Encolho os ombros. Poucas são as coisas que estão na mão dos mortais e mesmo
essas são incertas. A tarde chegou mansa e recordou-me que há muitos, muito
anos, a esta hora, estaria na Igreja de S. Pedro, na missa do meio-dia. Talvez
o mundo, naqueles dias, fosse mais perfeito. Ou talvez fosse igual ao de hoje.
Eu é que perdi a paciência para a homilia.
sábado, 4 de novembro de 2017
Um raga
Por vezes, aventuro-me na música erudita, digamos assim, de
tradições não ocidentais. A que mais me fascina é a japonesa. Hoje, porém, não
sei se devido à combinação do sol e das nuvens em tarde de sábado, ou se por
ter andado, há pouco, a observar as folhas avermelhadas pelo Outono das árvores
da avenida, acabei por escolher um raga indiano. Na raiz indo-europeia da
palavra raga está a ideia de colorir, descubro-o agora numa consulta na
internet. É a mesma raiz da palavra inglesa red e por certo da alemã rot ou da
francesa rouge. O raga, enquanto peça musical, pretende colorir a mente,
retirá-la da abstracção dos conceitos e fazê-la o centro da vida. A experiência
de escuta, contudo, não é, de início, a de uma explosão vital como, por
exemplo, na Sagração da Primavera de Stravinsky. Pelo contrário, o espírito
que escuta volta-se para si, concentra-se na sua solidão, abstrai-se da
exterioridade. É um espírito devocional. Só depois, de forma gradual mas
vagarosa, a música conduz à exteriorização, à manifestação no mundo, da vida
exuberante, e o corpo quase é movido pela vento que sopra da música. De súbito,
percebo que o sol deste sábado ou as folhas avermelhadas do Outono, também
eles, nascem desse espírito que sopra do raga que oiço. Lá fora, um vento
empurra as folhas e fá-las rodopiar, rodopiar, rodopiar e, entre mim e as
folhas que rodopiam há uma funda comunhão.
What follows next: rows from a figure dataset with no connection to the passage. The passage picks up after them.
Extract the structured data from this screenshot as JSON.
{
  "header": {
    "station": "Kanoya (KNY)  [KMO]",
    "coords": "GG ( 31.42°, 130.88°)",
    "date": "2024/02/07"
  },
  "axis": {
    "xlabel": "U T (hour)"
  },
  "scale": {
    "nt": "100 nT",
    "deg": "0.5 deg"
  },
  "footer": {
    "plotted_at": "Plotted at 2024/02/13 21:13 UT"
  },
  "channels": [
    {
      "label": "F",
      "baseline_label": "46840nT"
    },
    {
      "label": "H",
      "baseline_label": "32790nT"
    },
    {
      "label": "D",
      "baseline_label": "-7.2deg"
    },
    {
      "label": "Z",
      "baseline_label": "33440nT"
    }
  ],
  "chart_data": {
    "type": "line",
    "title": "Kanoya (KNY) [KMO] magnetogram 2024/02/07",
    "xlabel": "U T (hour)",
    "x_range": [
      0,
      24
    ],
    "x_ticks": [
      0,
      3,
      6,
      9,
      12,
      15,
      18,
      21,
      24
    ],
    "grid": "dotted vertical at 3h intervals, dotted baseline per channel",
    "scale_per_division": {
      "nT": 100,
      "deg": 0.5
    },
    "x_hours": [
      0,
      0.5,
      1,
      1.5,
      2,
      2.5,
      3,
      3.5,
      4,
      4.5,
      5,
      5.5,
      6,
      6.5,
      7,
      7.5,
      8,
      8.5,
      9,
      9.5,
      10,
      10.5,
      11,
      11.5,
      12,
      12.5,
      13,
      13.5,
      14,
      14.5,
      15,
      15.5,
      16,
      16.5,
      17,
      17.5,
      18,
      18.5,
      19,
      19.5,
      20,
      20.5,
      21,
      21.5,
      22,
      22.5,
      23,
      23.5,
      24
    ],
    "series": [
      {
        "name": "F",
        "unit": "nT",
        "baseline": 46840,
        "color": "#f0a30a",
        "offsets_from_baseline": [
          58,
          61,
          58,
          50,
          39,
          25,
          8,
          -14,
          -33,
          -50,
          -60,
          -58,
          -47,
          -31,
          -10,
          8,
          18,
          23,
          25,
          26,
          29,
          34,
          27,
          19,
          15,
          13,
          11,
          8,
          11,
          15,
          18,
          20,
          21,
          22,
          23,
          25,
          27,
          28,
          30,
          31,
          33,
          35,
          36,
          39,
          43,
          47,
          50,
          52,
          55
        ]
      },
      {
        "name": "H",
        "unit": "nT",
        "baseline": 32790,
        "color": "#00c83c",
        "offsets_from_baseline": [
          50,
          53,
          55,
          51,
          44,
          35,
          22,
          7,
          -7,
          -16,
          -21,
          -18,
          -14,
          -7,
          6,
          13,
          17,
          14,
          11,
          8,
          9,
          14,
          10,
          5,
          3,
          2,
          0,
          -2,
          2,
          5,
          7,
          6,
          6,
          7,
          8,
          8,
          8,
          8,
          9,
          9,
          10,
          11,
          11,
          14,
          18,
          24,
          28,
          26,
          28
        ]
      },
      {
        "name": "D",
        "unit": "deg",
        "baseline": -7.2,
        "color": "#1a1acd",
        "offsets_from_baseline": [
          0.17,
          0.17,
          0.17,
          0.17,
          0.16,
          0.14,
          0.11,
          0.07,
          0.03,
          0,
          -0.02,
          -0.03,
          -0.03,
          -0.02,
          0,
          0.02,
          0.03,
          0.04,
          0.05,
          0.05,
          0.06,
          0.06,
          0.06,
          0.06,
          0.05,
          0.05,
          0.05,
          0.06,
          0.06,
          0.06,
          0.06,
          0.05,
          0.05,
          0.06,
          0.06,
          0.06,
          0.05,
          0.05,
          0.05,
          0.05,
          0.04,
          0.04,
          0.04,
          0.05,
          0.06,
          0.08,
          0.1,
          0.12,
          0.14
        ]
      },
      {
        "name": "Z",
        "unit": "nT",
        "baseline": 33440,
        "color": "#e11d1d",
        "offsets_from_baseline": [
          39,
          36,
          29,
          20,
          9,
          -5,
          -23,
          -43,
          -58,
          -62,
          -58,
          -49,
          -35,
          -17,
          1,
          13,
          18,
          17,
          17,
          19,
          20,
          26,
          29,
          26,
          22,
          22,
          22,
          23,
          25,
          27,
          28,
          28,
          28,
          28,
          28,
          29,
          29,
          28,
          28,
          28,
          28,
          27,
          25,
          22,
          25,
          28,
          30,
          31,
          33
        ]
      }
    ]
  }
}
sexta-feira, 3 de novembro de 2017
O baile
Uma loja de roupa anuncia-me, por sms, que sente a minha falta. Apetece-me responder que eu não, não sinto, de todo, a minha falta. Contenho-me. Ainda não me habituei a estes anoiteceres temporãos. Tenho de vigiar o humor. Lá dentro, as minhas netas contendem sobre quem será a princesa e quem será a aia. Enquanto me entretenho com uma broa remanescente dos Santos, espero que o litígio se prolongue. Quando terminar, está-me reservado o papel de acompanhar a princesa ao baile. Com o tempo que está, não me apetece calcorrear a cidade numa velha carruagem. E a noite, mais negra e mais densa, desce sem piedade sobre o dia. E a luz resplandece nas trevas, e as trevas não a compreenderam, disse João. Fico a meditar na incompreensão das trevas perante a luminosidade da luz. A demanda parece resolvida. Não tarda, irrompem pelo escritório. O melhor é ir preparar-me. Será que tenho roupa para o evento?
quinta-feira, 2 de novembro de 2017
Fiéis Defuntos
Não ontem, mas hoje, sim, é o dia de Fiéis Defuntos. Consta
que a tradição se teria iniciado no século II. Os fiéis oravam pelos mártires.
Mais tarde, pelo século V, a Igreja dedicou um dia para que se rezasse por
todos os mortos, por aqueles de que ninguém se lembrava já. Este exercício
mnemónico fascina-me, como se ele fosse o resultado de um saber arcaico, uma
sabedoria que não desiste de nos recordar que somos, todos nós, devedores de
uma longa tradição genética. Sem cada um desses membros esquecidos da cadeia
que nos liga ao início da vida, não existiríamos. Haja então um dia em que os
possamos recordar, trazê-los ao coração. Não comprei crisântemos e não irei ao
cemitério. Nunca o faço nestes dias. Trago, porém, os meus mortos comigo.
Aqueles que conheci e amei e aqueles que teria amado se me tivessem dado essa
possibilidade. Por vezes, dou comigo a falar com um ou outro dos meus avôs, os
quais morreram muito antes que qualquer um dos seus netos tivesse nascido. Apesar
disso, compreendemo-nos muito bem. Eles, como eu, sabem o quanto lhes devo.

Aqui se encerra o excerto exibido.